不知名的男人善解人意地看看她:“你也不要灰心,毕竟你不是文喻,沈其宁不过是一时悲伤过度,缓过神来自然就踹了你。”
康文练扶额,倒也不用擅自善解人意吧?
“我来挑一对手镯作为我和嘉言一周年的纪念,”不知名男人深情款款道,“想来你现在手头也不那么宽裕了,念在同学一场的份上,我送你一件吧。”
说完,不等康文练回答,他就对着店员指指康文练正在看的那副耳环:“帮忙把这个抱起来,送给文练。”
康文练一脸懵逼,这位的行为甚至已经超出她的理解了。
她本来不想搭理这人,但谁让他自己硬是往枪口上撞呢。康文练懒散地直起腰,轻敲两下展柜玻璃:“稍等。”
她太过漫不经心,却又带着一种莫名其妙的气势,店员和不知名男人都微微一震,停下了动作。
康文练指指旁边的一条手链:“这款耳饰我不太喜欢,你若是真的想送我的话,不如拿这个吧。”
她又偏头对店员笑了笑:“拿这个。”
店员犹豫着看看那男人,又看看她,没动。
那款耳环两万左右,但这款手链可是近百万,店员哪里敢做决定。
不知名男人脸色一沉:“康文练,我是好意帮你,你别太过分了。”
“嗯?我还以为你是在炫富呢。”康文练一脸意外,此话一出,气氛都凝重了一些,男人的脸色变了又变,几番想说什么,却又闭上了嘴。

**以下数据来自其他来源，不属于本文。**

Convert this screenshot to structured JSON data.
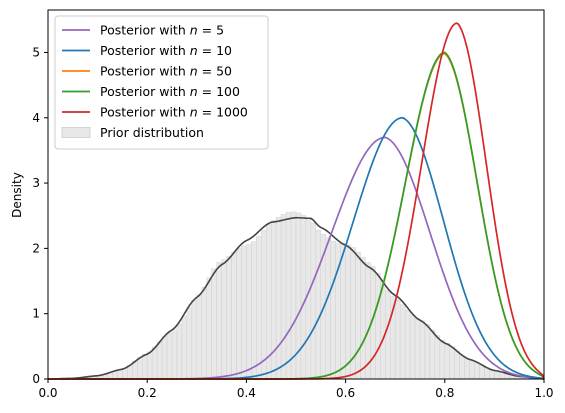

“不过也是,哪有拿两万块钱的耳环炫富的,看来是我想错了。”康文练带上敷衍的歉意,“谢谢你的好意,不过麻烦下次收敛一下,大家可能承受不了你这样大的善意。”
不知名男人被气的发抖:“你这是欺人太甚!”
康文练心情不太妙,逗完他就没什么兴趣了,不再理他,脸上没什么表情,看看店员:“这个手链我要了,麻烦包起来,谢谢。”
虽然康文练态度一直没什么变化,店员却有点被她的脸色吓到,连连点头,忙到一半才突然想起什么:“女士,您要不要先试戴一下,我们这边可以帮您微调。”
康文练摆摆手:“不用了。”这种珠宝店她还是了解的,质量一般不会有问题,合不合适她看一眼就知道了,懒得再试。
她打算去旁边的小沙发上等沈其宁,刚转身就见沈其宁从后面走来。
二人同时开口。
“你拿到首饰了?”
“不再看看别的了?”
康文练瞧她神色:“你看到了?”
沈其宁没答,只是看了一眼她挑的手链,笑问:“还有喜欢的吗?我记得你耳环是不是也不多?”
说完,她又看向不知名男人,笑着点头招呼:“陈先生,好久不见。”
男人脸色一僵,勉强维持住了笑意:“其宁妹妹,好久不见。”
康文练不免有点惊讶,这位姓陈的不知名男人居然叫沈其宁妹妹,难道有亲戚关系?
沈其宁想了想,问她:“我刚才看见一款海洋风格的耳环,也许会适合你在海滩上戴,想看看吗?”
她身旁落后一步的导购听了,立刻上前热情地介绍:“沈小姐说的是华玥珠宝展的那套作品吧,那是昨天刚到我们总店这边的,您愿不愿意试试?”
不知名男人想悄悄溜走,闻言愣住了,惊疑不定地看着二人。这套首饰他有所耳闻,他和女友嘉言参加珠宝展时,嘉燕很是喜欢,看了许久。只是这套首饰要一千多万,不是买不起,只是对于她来说还是太贵了,最后遗憾地走了。
他不是没怀疑过这二人是不是装装样子来气他,但他还是没脸再待下去,悄悄走了。
康文练觉得沈其宁说得有道理,她缺一套婚礼上戴的首饰,如果合适的话,直接买下便不用再费心思挑了。
上楼试戴了一番,这套耳环项链手链不过分夸张又有设计感,深蓝与淡黄交错的颜色与海滩很配,做工与材质都比楼下的精致许多,大概也值这个价格。
“行,就这一套吧。”康文练觉得还不错,东西又不多,干脆等包装好,带着一起下了楼。